И с ухмылкой подмигнул, глядя на кружок подле Мартыня. Вайвар был мужик тихий, но он сердито оттолкнул руку Эки. Остальные знай хлебали, уткнув носы в миски, — большинство из них признавали, что замысел Мартыня хулить не след, и только не хотели присоединиться к нему не то из трусости, не то поддавшись на уговоры жен. Но в толпе баб раздался похожий на трубный глас взрыв смеха — Лаукиха уже распялила рот до ушей. Она хотела разразиться еще раз, но успела только испустить протяжное «а-а-а» и тут же умолкла, получив крепкий тумак в спину. Лицо Мартыня было таким серьезным и печальным, что даже самые ожесточенные его противники не смели насмехаться. Верно, за исключением Лаукихи, все остальные в этой толпе не могли подавить в себе уважение к этому человеку, который гнул железо, а однажды взял в плен самого сосновского барона и утопил бы его в Черном озере, ежели бы тот не умолил его и не пообещал править имением по совести. Клав готов был съесть глазами пустобреха Эку.
— А чего тебя защищать, и сам управишься — печь-то у тебя в овине глубокая.

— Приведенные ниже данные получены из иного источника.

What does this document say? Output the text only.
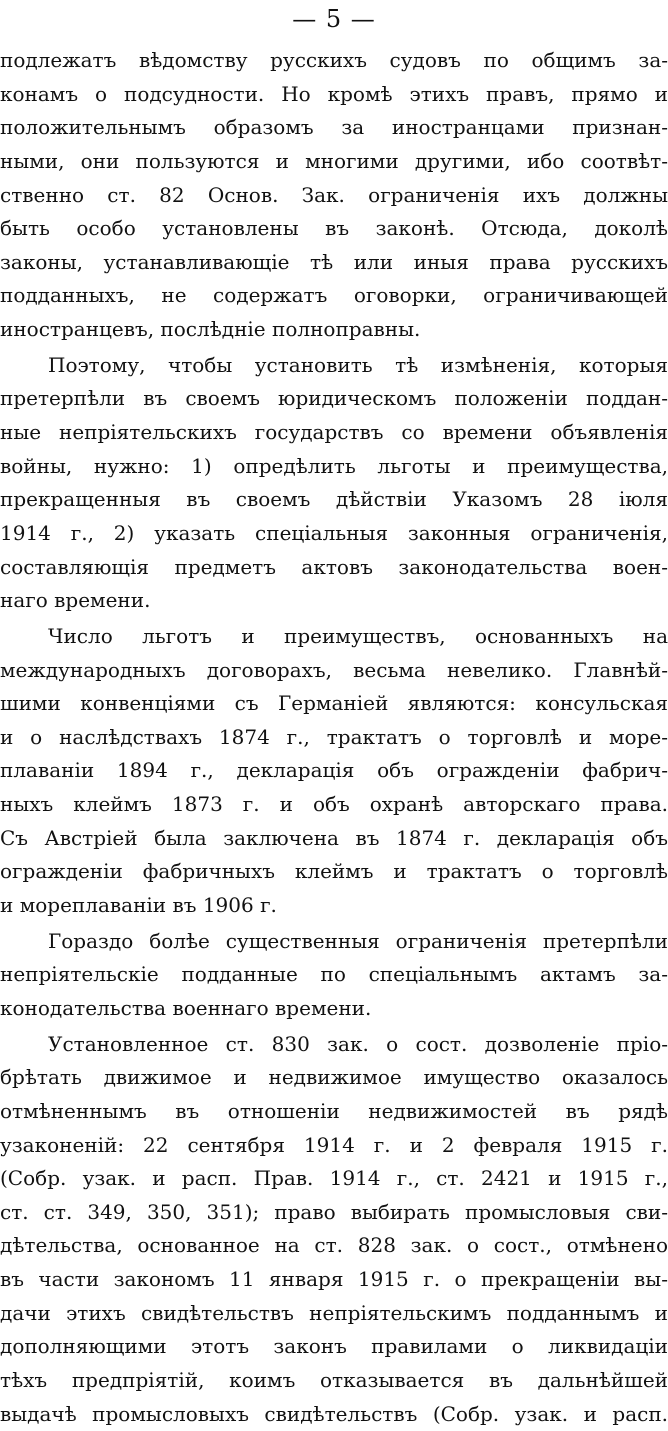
— 5 —
подлежатъ вѣдомству русскихъ судовъ по общимъ за-
конамъ о подсудности. Но кромѣ этихъ правъ, прямо и
положительнымъ образомъ за иностранцами признан-
ными, они пользуются и многими другими, ибо соотвѣт-
ственно ст. 82 Основ. Зак. ограниченія ихъ должны
быть особо установлены въ законѣ. Отсюда, доколѣ
законы, устанавливающіе тѣ или иныя права русскихъ
подданныхъ, не содержатъ оговорки, ограничивающей
иностранцевъ, послѣдніе полноправны.
Поэтому, чтобы установить тѣ измѣненія, которыя
претерпѣли въ своемъ юридическомъ положеніи поддан-
ные непріятельскихъ государствъ со времени объявленія
войны, нужно: 1) опредѣлить льготы и преимущества,
прекращенныя въ своемъ дѣйствіи Указомъ 28 іюля
1914 г., 2) указать спеціальныя законныя ограниченія,
составляющія предметъ актовъ законодательства воен-
наго времени.
Число льготъ и преимуществъ, основанныхъ на
международныхъ договорахъ, весьма невелико. Главнѣй-
шими конвенціями съ Германіей являются: консульская
и о наслѣдствахъ 1874 г., трактатъ о торговлѣ и море-
плаваніи 1894 г., декларація объ огражденіи фабрич-
ныхъ клеймъ 1873 г. и объ охранѣ авторскаго права.
Съ Австріей была заключена въ 1874 г. декларація объ
огражденіи фабричныхъ клеймъ и трактатъ о торговлѣ
и мореплаваніи въ 1906 г.
Гораздо болѣе существенныя ограниченія претерпѣли
непріятельскіе подданные по спеціальнымъ актамъ за-
конодательства военнаго времени.
Установленное ст. 830 зак. о сост. дозволеніе пріо-
брѣтать движимое и недвижимое имущество оказалось
отмѣненнымъ въ отношеніи недвижимостей въ рядѣ
узаконеній: 22 сентября 1914 г. и 2 февраля 1915 г.
(Собр. узак. и расп. Прав. 1914 г., ст. 2421 и 1915 г.,
ст. ст. 349, 350, 351); право выбирать промысловыя сви-
дѣтельства, основанное на ст. 828 зак. о сост., отмѣнено
въ части закономъ 11 января 1915 г. о прекращеніи вы-
дачи этихъ свидѣтельствъ непріятельскимъ подданнымъ и
дополняющими этотъ законъ правилами о ликвидаціи
тѣхъ предпріятій, коимъ отказывается въ дальнѣйшей
выдачѣ промысловыхъ свидѣтельствъ (Собр. узак. и расп.
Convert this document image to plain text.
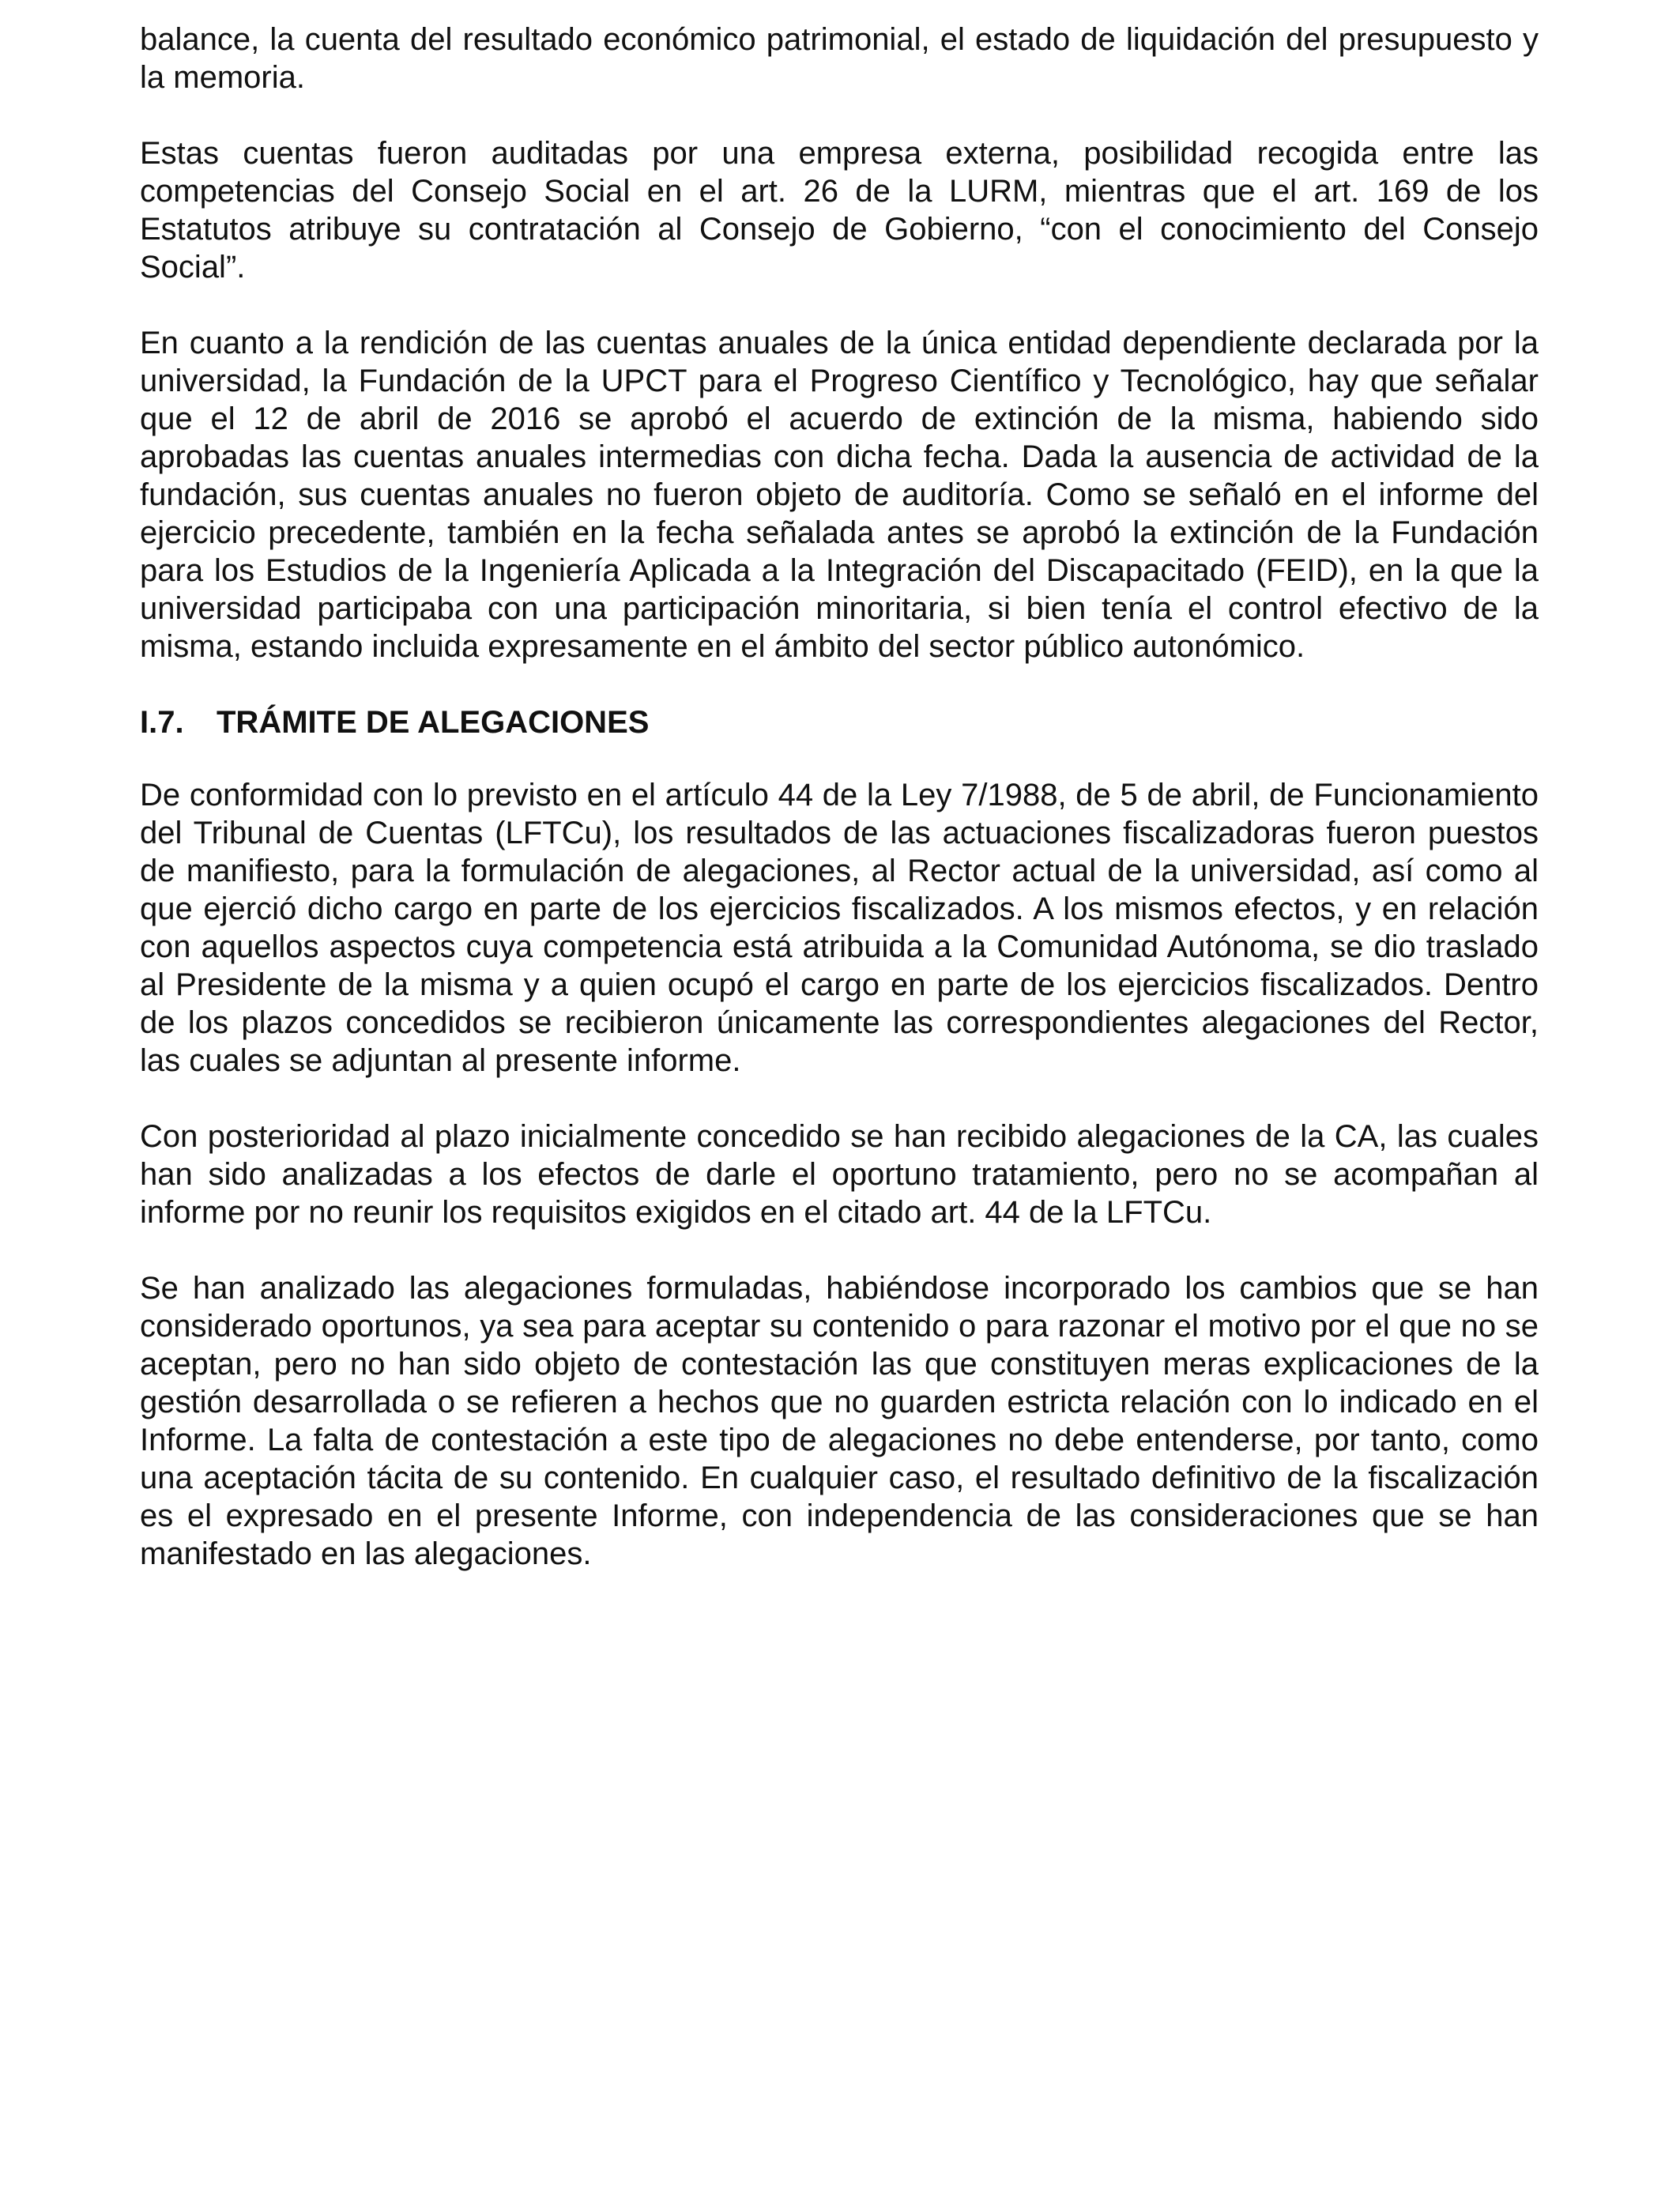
balance, la cuenta del resultado económico patrimonial, el estado de liquidación del presupuesto y la memoria.

Estas cuentas fueron auditadas por una empresa externa, posibilidad recogida entre las competencias del Consejo Social en el art. 26 de la LURM, mientras que el art. 169 de los Estatutos atribuye su contratación al Consejo de Gobierno, “con el conocimiento del Consejo Social”.

En cuanto a la rendición de las cuentas anuales de la única entidad dependiente declarada por la universidad, la Fundación de la UPCT para el Progreso Científico y Tecnológico, hay que señalar que el 12 de abril de 2016 se aprobó el acuerdo de extinción de la misma, habiendo sido aprobadas las cuentas anuales intermedias con dicha fecha. Dada la ausencia de actividad de la fundación, sus cuentas anuales no fueron objeto de auditoría. Como se señaló en el informe del ejercicio precedente, también en la fecha señalada antes se aprobó la extinción de la Fundación para los Estudios de la Ingeniería Aplicada a la Integración del Discapacitado (FEID), en la que la universidad participaba con una participación minoritaria, si bien tenía el control efectivo de la misma, estando incluida expresamente en el ámbito del sector público autonómico.

I.7.	TRÁMITE DE ALEGACIONES

De conformidad con lo previsto en el artículo 44 de la Ley 7/1988, de 5 de abril, de Funcionamiento del Tribunal de Cuentas (LFTCu), los resultados de las actuaciones fiscalizadoras fueron puestos de manifiesto, para la formulación de alegaciones, al Rector actual de la universidad, así como al que ejerció dicho cargo en parte de los ejercicios fiscalizados. A los mismos efectos, y en relación con aquellos aspectos cuya competencia está atribuida a la Comunidad Autónoma, se dio traslado al Presidente de la misma y a quien ocupó el cargo en parte de los ejercicios fiscalizados. Dentro de los plazos concedidos se recibieron únicamente las correspondientes alegaciones del Rector, las cuales se adjuntan al presente informe.

Con posterioridad al plazo inicialmente concedido se han recibido alegaciones de la CA, las cuales han sido analizadas a los efectos de darle el oportuno tratamiento, pero no se acompañan al informe por no reunir los requisitos exigidos en el citado art. 44 de la LFTCu.

Se han analizado las alegaciones formuladas, habiéndose incorporado los cambios que se han considerado oportunos, ya sea para aceptar su contenido o para razonar el motivo por el que no se aceptan, pero no han sido objeto de contestación las que constituyen meras explicaciones de la gestión desarrollada o se refieren a hechos que no guarden estricta relación con lo indicado en el Informe. La falta de contestación a este tipo de alegaciones no debe entenderse, por tanto, como una aceptación tácita de su contenido. En cualquier caso, el resultado definitivo de la fiscalización es el expresado en el presente Informe, con independencia de las consideraciones que se han manifestado en las alegaciones.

Кое-кто рассмеялся и в этой толпе. Эку задело за живое. Все знали, что он не храброго десятка и однажды в страшную грозу укрылся в печи. Он побагровел, кусок хлеба даже застрял в горле. Эка вытягивал шею, как утка, которая не может проглотить лягушку. Мартынь поднялся: коли начнут ссориться, опять ничего не выйдет.
— Не начинайте вы раздора из-за пустого, надо важные дела решить. Скажите ясно и твердо: идем мы против калмыков либо остаемся ждать, покамест они придут сюда да начнут нас грабить и жечь?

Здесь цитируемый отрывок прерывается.